Weakening Our Economy:

The Conservatives campaigned on their ability to manage the economy in a frugal, business-like manner, protecting the interests of Canadians, but the opposite has happened.

1a) “The Harper government's 2011 fiscal plan reaches out to the NDP in a bid to avoid an election, but it could equally serve as a campaign platform should the opposition unite this week to defeat the Conservatives. It is a budget crafted for the politics of the moment, meeting some of NDP Leader Jack Layton's pre-budget demands and sprinkled with targeted tax credits for families. However, action to confront Ottawa’s long-term challenges, such as planning for higher costs and slower revenue growth due to an aging population, appear to be taking a backseat for now, as does a thorough accounting of where future cuts will come.” Globe and Mail on 2011 federal budget.

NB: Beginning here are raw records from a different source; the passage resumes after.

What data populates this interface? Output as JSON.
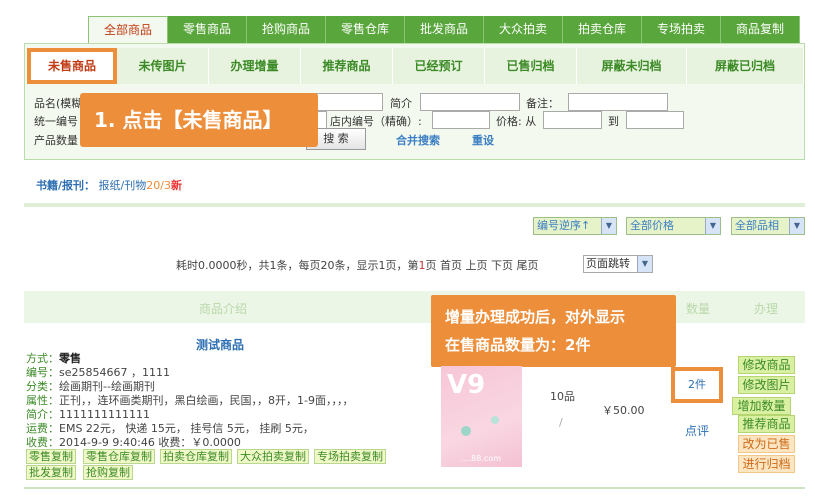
{
  "top_tabs": [
    {
      "label": "全部商品"
    },
    {
      "label": "零售商品"
    },
    {
      "label": "抢购商品"
    },
    {
      "label": "零售仓库"
    },
    {
      "label": "批发商品"
    },
    {
      "label": "大众拍卖"
    },
    {
      "label": "拍卖仓库"
    },
    {
      "label": "专场拍卖"
    },
    {
      "label": "商品复制"
    }
  ],
  "sub_tabs": [
    {
      "label": "未售商品"
    },
    {
      "label": "未传图片"
    },
    {
      "label": "办理增量"
    },
    {
      "label": "推荐商品"
    },
    {
      "label": "已经预订"
    },
    {
      "label": "已售归档"
    },
    {
      "label": "屏蔽未归档"
    },
    {
      "label": "屏蔽已归档"
    }
  ],
  "filter": {
    "name_label": "品名(模糊",
    "intro_label": "简介",
    "note_label": "备注：",
    "unified_label": "统一编号",
    "store_no_label": "店内编号（精确）:",
    "price_label": "价格: 从",
    "price_to_label": "到",
    "qty_label": "产品数量",
    "search_button": "搜 索",
    "combine_search": "合并搜索",
    "reset": "重设"
  },
  "callout1": "1. 点击【未售商品】",
  "category": {
    "root": "书籍/报刊",
    "sep": "：",
    "child": "报纸/刊物",
    "count1": "20",
    "slash": "/",
    "count2": "3",
    "new": "新"
  },
  "sorts": {
    "order": "编号逆序↑",
    "price": "全部价格",
    "grade": "全部品相"
  },
  "pager": {
    "before": "耗时0.0000秒，共1条，每页20条，显示1页，第",
    "current": "1",
    "after": "页   首页   上页   下页     尾页",
    "jump": "页面跳转"
  },
  "table_headers": {
    "intro": "商品介绍",
    "qty": "数量",
    "action": "办理"
  },
  "callout2": {
    "line1": "增量办理成功后，对外显示",
    "line2": "在售商品数量为：2件"
  },
  "product": {
    "title": "测试商品",
    "fields": [
      {
        "k": "方式：",
        "v": "零售"
      },
      {
        "k": "编号：",
        "v": "se25854667  ，1111"
      },
      {
        "k": "分类：",
        "v": "绘画期刊--绘画期刊"
      },
      {
        "k": "属性：",
        "v": "正刊，，连环画类期刊，黑白绘画，民国，，8开，1-9面，，，，"
      },
      {
        "k": "简介：",
        "v": "1111111111111"
      },
      {
        "k": "运费：",
        "v": "EMS 22元，  快递 15元，  挂号信 5元，  挂刷 5元，"
      },
      {
        "k": "收费：",
        "v": "2014-9-9 9:40:46   收费：￥0.0000"
      }
    ],
    "copy_tags_row1": [
      "零售复制",
      "零售仓库复制",
      "拍卖仓库复制",
      "大众拍卖复制",
      "专场拍卖复制"
    ],
    "copy_tags_row2": [
      "批发复制",
      "抢购复制"
    ],
    "grade": "10品",
    "price": "￥50.00",
    "slash": "/",
    "qty": "2件",
    "review": "点评",
    "thumb_logo": "V9",
    "thumb_footer": "....88.com"
  },
  "actions": [
    {
      "label": "修改商品",
      "style": "green"
    },
    {
      "label": "修改图片",
      "style": "green"
    },
    {
      "label": "增加数量",
      "style": "green"
    },
    {
      "label": "推荐商品",
      "style": "green"
    },
    {
      "label": "改为已售",
      "style": "orange"
    },
    {
      "label": "进行归档",
      "style": "orange"
    }
  ]
}
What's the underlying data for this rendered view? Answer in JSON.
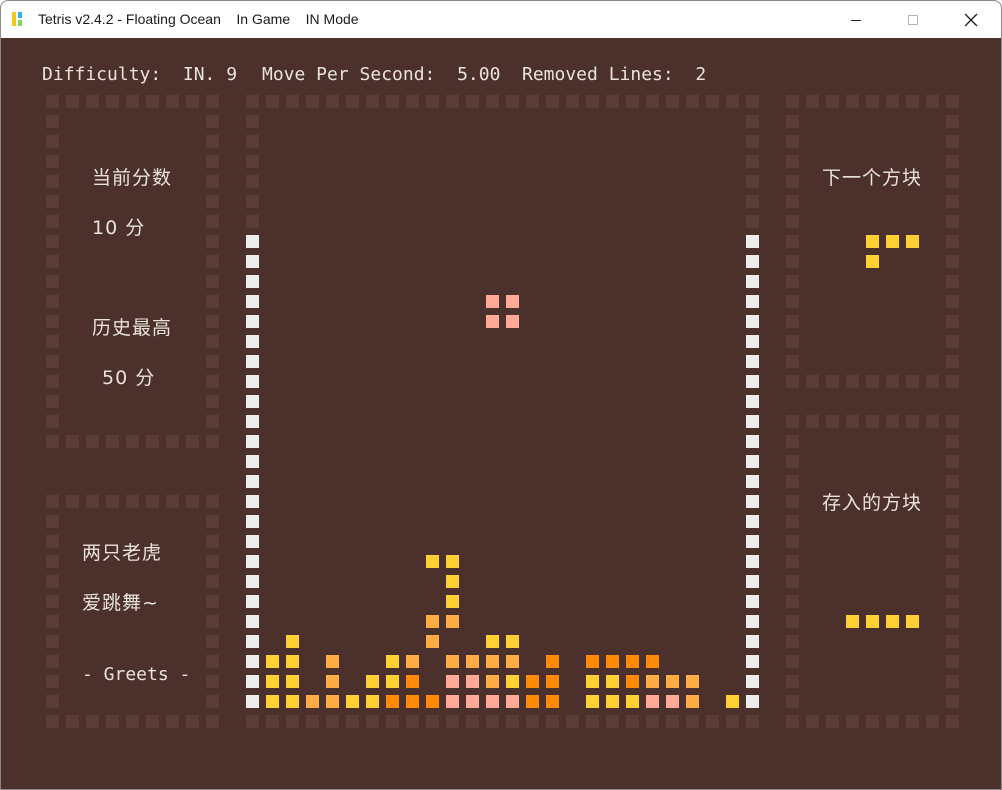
{
  "window": {
    "title": "Tetris v2.4.2 - Floating Ocean    In Game    IN Mode",
    "minimize_icon": "minimize-icon",
    "maximize_icon": "maximize-icon",
    "close_icon": "close-icon"
  },
  "status": {
    "difficulty": "Difficulty:  IN. 9",
    "speed": "Move Per Second:  5.00",
    "removed": "Removed Lines:  2"
  },
  "score_panel": {
    "current_label": "当前分数",
    "current_value": "10 分",
    "best_label": "历史最高",
    "best_value": "50 分"
  },
  "message_panel": {
    "line1": "两只老虎",
    "line2": "爱跳舞~",
    "greets": "- Greets -"
  },
  "next_panel": {
    "label": "下一个方块",
    "piece": [
      "###",
      "#.."
    ]
  },
  "hold_panel": {
    "label": "存入的方块",
    "piece": [
      "####"
    ]
  },
  "board": {
    "falling_piece": [
      "S",
      "O",
      "..SS..",
      "..SS.."
    ],
    "rows": [
      "...............",
      "...............",
      "...............",
      "...............",
      "...............",
      "...............",
      "...............",
      "...............",
      "...............",
      "...............",
      "...............",
      "...............",
      "...............",
      "...............",
      "...............",
      "...............",
      "........YY.....",
      ".........Y.....",
      ".........Y.....",
      "........AA.....",
      ".Y......A..YY..",
      "YY.A..YA.AAAA.O.OOOO",
      "YY.A.YYO.SSAYOO.YYOAAA",
      "YYAAYYOOOSSSSOO.YYYSSA.Y"
    ]
  },
  "colors": {
    "background": "#4b302c",
    "frame_dim": "#5c3c37",
    "wall": "#ececec",
    "yellow": "#ffd034",
    "amber": "#ffac45",
    "orange": "#ff8a05",
    "salmon": "#ffa996",
    "text": "#e9e3d8"
  }
}
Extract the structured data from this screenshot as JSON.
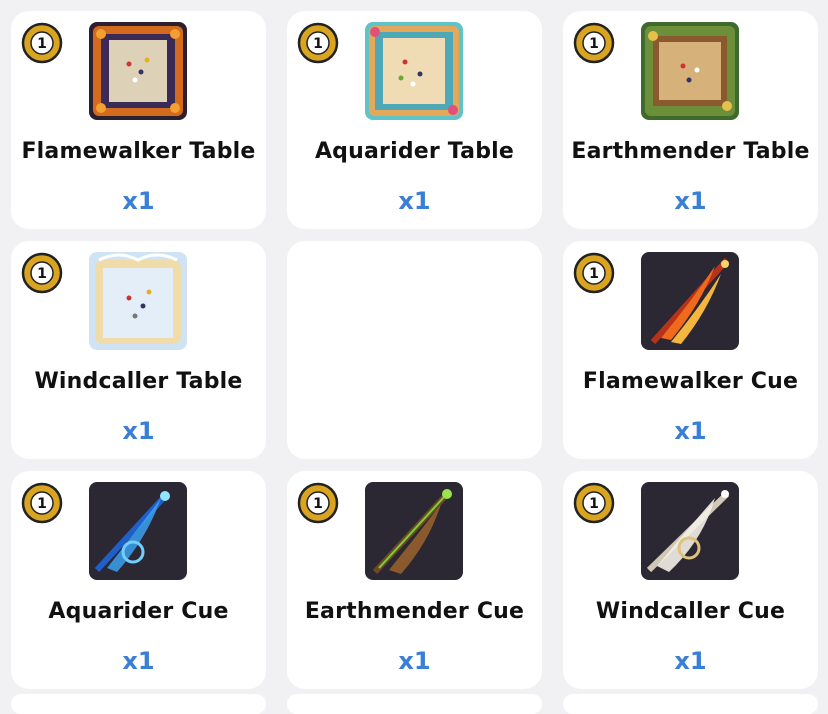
{
  "badge_value": "1",
  "colors": {
    "qty": "#3a7fd6",
    "background": "#f1f1f3"
  },
  "items": [
    {
      "name": "Flamewalker Table",
      "qty": "x1",
      "type": "table",
      "theme": "flame"
    },
    {
      "name": "Aquarider Table",
      "qty": "x1",
      "type": "table",
      "theme": "aqua"
    },
    {
      "name": "Earthmender Table",
      "qty": "x1",
      "type": "table",
      "theme": "earth"
    },
    {
      "name": "Windcaller Table",
      "qty": "x1",
      "type": "table",
      "theme": "wind"
    },
    {
      "name": "",
      "qty": "",
      "type": "empty",
      "theme": ""
    },
    {
      "name": "Flamewalker Cue",
      "qty": "x1",
      "type": "cue",
      "theme": "flame"
    },
    {
      "name": "Aquarider Cue",
      "qty": "x1",
      "type": "cue",
      "theme": "aqua"
    },
    {
      "name": "Earthmender Cue",
      "qty": "x1",
      "type": "cue",
      "theme": "earth"
    },
    {
      "name": "Windcaller Cue",
      "qty": "x1",
      "type": "cue",
      "theme": "wind"
    }
  ]
}
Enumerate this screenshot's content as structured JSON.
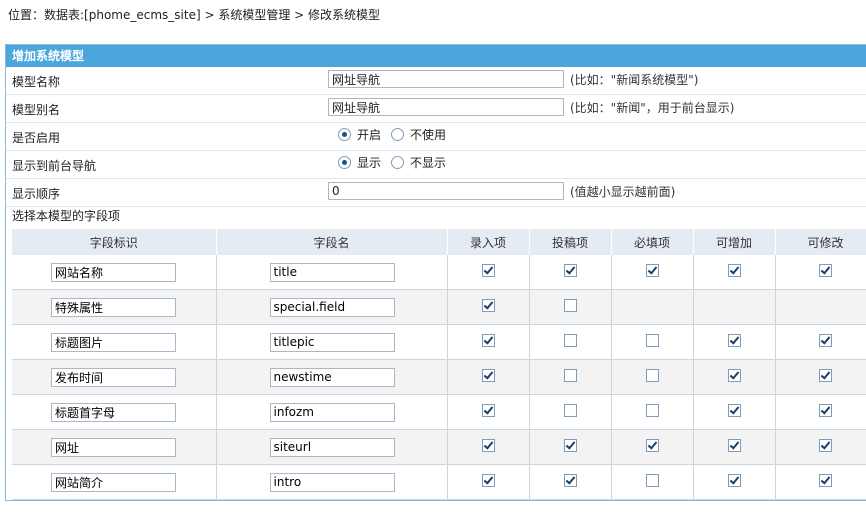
{
  "breadcrumb": {
    "position_label": "位置：",
    "table_part": "数据表:[phome_ecms_site]",
    "sep1": " > ",
    "link1": "系统模型管理",
    "sep2": " > ",
    "current": "修改系统模型"
  },
  "panel": {
    "title": "增加系统模型",
    "model_name": {
      "label": "模型名称",
      "value": "网址导航",
      "hint": "(比如：\"新闻系统模型\")"
    },
    "model_alias": {
      "label": "模型别名",
      "value": "网址导航",
      "hint": "(比如：\"新闻\"，用于前台显示)"
    },
    "enabled": {
      "label": "是否启用",
      "options": [
        "开启",
        "不使用"
      ],
      "selected": "开启"
    },
    "show_nav": {
      "label": "显示到前台导航",
      "options": [
        "显示",
        "不显示"
      ],
      "selected": "显示"
    },
    "order": {
      "label": "显示顺序",
      "value": "0",
      "hint": "(值越小显示越前面)"
    },
    "fields_label": "选择本模型的字段项"
  },
  "fields_table": {
    "headers": [
      "字段标识",
      "字段名",
      "录入项",
      "投稿项",
      "必填项",
      "可增加",
      "可修改"
    ],
    "rows": [
      {
        "ident": "网站名称",
        "name": "title",
        "checks": [
          true,
          true,
          true,
          true,
          true
        ]
      },
      {
        "ident": "特殊属性",
        "name": "special.field",
        "checks": [
          true,
          false,
          null,
          null,
          null
        ]
      },
      {
        "ident": "标题图片",
        "name": "titlepic",
        "checks": [
          true,
          false,
          false,
          true,
          true
        ]
      },
      {
        "ident": "发布时间",
        "name": "newstime",
        "checks": [
          true,
          false,
          false,
          true,
          true
        ]
      },
      {
        "ident": "标题首字母",
        "name": "infozm",
        "checks": [
          true,
          false,
          false,
          true,
          true
        ]
      },
      {
        "ident": "网址",
        "name": "siteurl",
        "checks": [
          true,
          true,
          true,
          true,
          true
        ]
      },
      {
        "ident": "网站简介",
        "name": "intro",
        "checks": [
          true,
          true,
          false,
          true,
          true
        ]
      }
    ]
  }
}
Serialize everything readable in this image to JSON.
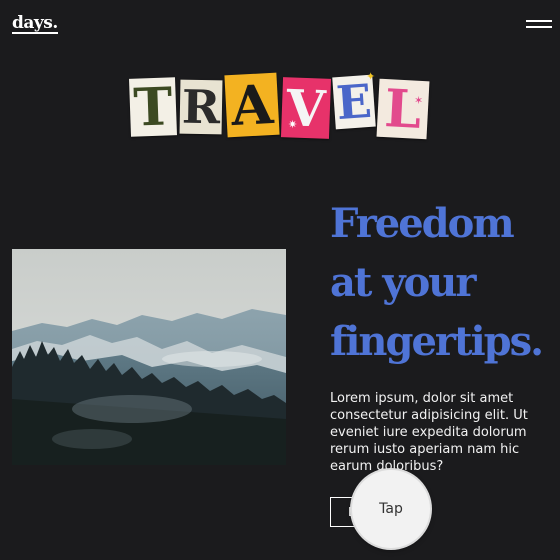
{
  "brand": {
    "logo": "days."
  },
  "hero": {
    "letters": [
      "T",
      "R",
      "A",
      "V",
      "E",
      "L"
    ]
  },
  "headline": {
    "lines": [
      "Freedom",
      "at your",
      "fingertips."
    ]
  },
  "body": {
    "text": "Lorem ipsum, dolor sit amet consectetur adipisicing elit. Ut eveniet iure expedita dolorum rerum iusto aperiam nam hic earum doloribus?"
  },
  "cta": {
    "label": "E"
  },
  "tap_overlay": {
    "label": "Tap"
  },
  "colors": {
    "background": "#1b1b1d",
    "accent": "#4f74d6",
    "text": "#f2f2f2"
  },
  "icons": {
    "menu": "hamburger-menu-icon",
    "image": "misty-mountain-forest-photo"
  }
}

1b) In 1993, Mulroney’s Conservatives chalked up a $38 Billion deficit.  By 2006, Chretien’s Liberals turned this into a $16 Billion surplus.  Four years later, Harper created a record $56 Billion deficit.

1c) Somehow, it has been overlooked that Harper’s Finance Minister Jim Flaherty was also Finance Minister for the Ontario Conservative government. The provincial Conservatives had campaigned on their ability to manage the economy, but, after their defeat in 2002, the provincial auditor discovered that Ontario’s “balanced budget” was a $5 Billion deficit.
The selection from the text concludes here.